During the pandemic, several outlets published articles on  how K-pop always had an upper hand in live streaming, which, in turn, softened the financial blow. Is this a trend you noticed too? Are K-pop labels more willing to explore live streaming activities as opposed to western acts?

We’ve heard similar messages, but actually have a different point of view. K-pop acts are associated with companies that are vertically integrated in that they have internal businesses that each are responsible for all of the key ingredients that have proven important for live streaming. They have artist management, marketing, promotion, production, touring, finance, and so much more. As a result, the company makes a decision and the many internal business units all support. It is all under one house.

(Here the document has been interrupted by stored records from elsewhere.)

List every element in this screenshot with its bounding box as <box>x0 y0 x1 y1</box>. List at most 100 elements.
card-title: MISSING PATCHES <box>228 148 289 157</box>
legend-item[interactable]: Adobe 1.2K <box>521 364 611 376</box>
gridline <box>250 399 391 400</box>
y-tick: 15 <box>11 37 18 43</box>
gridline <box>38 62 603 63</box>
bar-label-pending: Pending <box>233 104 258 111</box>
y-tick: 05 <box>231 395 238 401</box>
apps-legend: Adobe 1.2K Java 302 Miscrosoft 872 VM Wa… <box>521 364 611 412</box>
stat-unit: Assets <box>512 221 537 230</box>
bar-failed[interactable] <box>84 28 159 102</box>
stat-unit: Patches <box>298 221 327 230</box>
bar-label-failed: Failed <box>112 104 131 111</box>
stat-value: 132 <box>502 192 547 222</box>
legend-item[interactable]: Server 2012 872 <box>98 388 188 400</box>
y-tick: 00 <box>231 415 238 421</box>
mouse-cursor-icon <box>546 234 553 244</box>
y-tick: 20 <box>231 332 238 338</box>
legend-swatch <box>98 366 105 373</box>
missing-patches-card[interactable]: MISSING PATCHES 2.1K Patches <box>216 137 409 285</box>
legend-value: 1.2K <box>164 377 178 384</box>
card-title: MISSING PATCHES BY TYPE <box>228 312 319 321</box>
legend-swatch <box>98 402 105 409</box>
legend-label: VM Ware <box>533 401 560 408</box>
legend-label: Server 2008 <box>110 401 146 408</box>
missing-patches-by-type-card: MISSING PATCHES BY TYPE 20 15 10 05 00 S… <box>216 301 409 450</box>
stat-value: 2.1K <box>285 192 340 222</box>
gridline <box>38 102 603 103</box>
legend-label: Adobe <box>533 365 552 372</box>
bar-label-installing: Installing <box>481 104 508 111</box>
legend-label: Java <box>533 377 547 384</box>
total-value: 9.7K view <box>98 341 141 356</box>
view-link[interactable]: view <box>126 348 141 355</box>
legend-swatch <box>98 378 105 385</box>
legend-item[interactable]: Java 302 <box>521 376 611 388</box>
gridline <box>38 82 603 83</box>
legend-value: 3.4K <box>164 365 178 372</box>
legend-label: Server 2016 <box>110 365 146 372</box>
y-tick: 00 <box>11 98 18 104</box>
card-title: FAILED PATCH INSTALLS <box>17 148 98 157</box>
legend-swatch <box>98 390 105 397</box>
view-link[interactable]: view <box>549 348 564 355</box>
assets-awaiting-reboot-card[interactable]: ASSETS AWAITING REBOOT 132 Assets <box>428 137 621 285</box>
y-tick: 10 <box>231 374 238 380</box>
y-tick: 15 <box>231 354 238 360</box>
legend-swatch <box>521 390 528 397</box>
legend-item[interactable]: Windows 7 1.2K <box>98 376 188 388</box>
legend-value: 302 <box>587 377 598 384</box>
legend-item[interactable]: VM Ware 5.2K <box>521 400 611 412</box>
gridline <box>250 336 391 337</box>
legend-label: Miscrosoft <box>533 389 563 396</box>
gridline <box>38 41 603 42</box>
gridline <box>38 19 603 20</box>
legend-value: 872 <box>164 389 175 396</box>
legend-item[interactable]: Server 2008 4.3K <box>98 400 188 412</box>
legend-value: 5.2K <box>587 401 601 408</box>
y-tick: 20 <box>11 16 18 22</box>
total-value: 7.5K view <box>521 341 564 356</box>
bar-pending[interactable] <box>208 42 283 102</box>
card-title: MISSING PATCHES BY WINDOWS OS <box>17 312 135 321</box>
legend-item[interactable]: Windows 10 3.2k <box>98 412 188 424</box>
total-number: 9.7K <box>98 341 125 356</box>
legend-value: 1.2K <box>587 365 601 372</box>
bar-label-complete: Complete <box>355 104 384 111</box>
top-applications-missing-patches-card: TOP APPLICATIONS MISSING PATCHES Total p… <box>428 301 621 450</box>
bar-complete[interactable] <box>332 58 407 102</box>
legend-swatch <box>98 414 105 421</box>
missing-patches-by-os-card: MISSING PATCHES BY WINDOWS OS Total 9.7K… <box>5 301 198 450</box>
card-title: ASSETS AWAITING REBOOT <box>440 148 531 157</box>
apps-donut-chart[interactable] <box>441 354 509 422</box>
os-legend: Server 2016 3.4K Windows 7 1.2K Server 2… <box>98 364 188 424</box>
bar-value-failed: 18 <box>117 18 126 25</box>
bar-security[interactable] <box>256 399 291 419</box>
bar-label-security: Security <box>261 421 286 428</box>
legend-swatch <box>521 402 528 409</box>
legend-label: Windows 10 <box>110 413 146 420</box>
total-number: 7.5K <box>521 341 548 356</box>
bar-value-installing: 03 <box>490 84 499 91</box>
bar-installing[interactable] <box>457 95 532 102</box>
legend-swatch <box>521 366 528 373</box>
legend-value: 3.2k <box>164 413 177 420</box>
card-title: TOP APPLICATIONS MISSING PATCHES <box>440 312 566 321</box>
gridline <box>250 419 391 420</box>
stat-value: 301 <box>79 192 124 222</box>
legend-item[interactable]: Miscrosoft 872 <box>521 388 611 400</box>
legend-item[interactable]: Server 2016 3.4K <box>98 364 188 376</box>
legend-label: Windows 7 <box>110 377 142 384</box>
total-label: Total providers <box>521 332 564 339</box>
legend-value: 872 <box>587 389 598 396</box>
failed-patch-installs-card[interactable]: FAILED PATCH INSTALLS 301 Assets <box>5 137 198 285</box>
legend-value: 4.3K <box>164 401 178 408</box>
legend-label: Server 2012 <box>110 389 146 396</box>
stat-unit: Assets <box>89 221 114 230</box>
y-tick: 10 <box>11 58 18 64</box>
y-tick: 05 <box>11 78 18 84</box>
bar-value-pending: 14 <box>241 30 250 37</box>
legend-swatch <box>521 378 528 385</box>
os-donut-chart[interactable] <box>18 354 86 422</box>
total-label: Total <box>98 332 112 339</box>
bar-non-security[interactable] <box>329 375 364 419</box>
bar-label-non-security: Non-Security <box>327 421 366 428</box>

Western artists also have the benefit of the same functions, but they are all independent businesses. As such, when there is a decision to conduct a livestream event (a decision that generally lives with the artist themselves), there is no natural company that takes point. That creates new market opportunities, but they require experience and excellence to make great business decisions and manage financial risk. I don’t think that western acts are any more or less supportive of live streaming, but the structure of the value chain needs a bit more organization so as to be as as the situation experienced by eastern artists frictionless. 

What are some of the trends you think will impact online concerts?

Here’s the trend that I hope to see: more engagement from at-home audiences. When they sing, cheer, dance, cry, and are moved by the music, that should have an impact on the live event. Also, we continuously see the global connections made by music. Music reminds us that what the GPS coordinates of where we were born does not change the fact that we are humans who experience emotions, and, in particular, true common joy when experiencing music. It unifies, and digitally sharing these moments with a global fan community reminds us of that. 

Kiswe has been hosting an array of events, from entertainment to sports. From a financial standpoint, which genre of events have significantly boosted and impacted the business?

They are all important, because fans love live experiences. We don’t prioritize sports and music, just like we don’t prioritize large events over small events. The power of our technology is it levels the playing field for talented artists and athletes to share their gifts with their fans. Our arena is both small and exclusive, as well as large and global. And as such, what we focus on is how we can share great live stories with music, sports, and entertainment, and help connect creators with audiences, and audiences with creators. When we figure that out, the money works itself out. We’re lucky to have the ability to support all live genres.

Online concerts have gone the length to ensure fans have an immersive viewing experience. From multiview technology to fan engagement features, 4K viewing and more. How much further can live streamed events go? Are there any new features or add-ons Kiswe is currently working on?

We work on new experiences for consumers every day, thinking in particular about how to provide unique digital experiences that are different from what one might expect from a live event, and could not be experienced otherwise. I think that one of the most incredible concerts I’ve ever experienced was the digital BTS Map of the Soul live concert. It blew my mind, and would not have been the same if it were in person. We’re just getting started in this new innovative space, and I don’t want to limit anyone’s thinking about the way forward. We don’t have limits, especially with the creativity of the artists who can use this new medium for their art.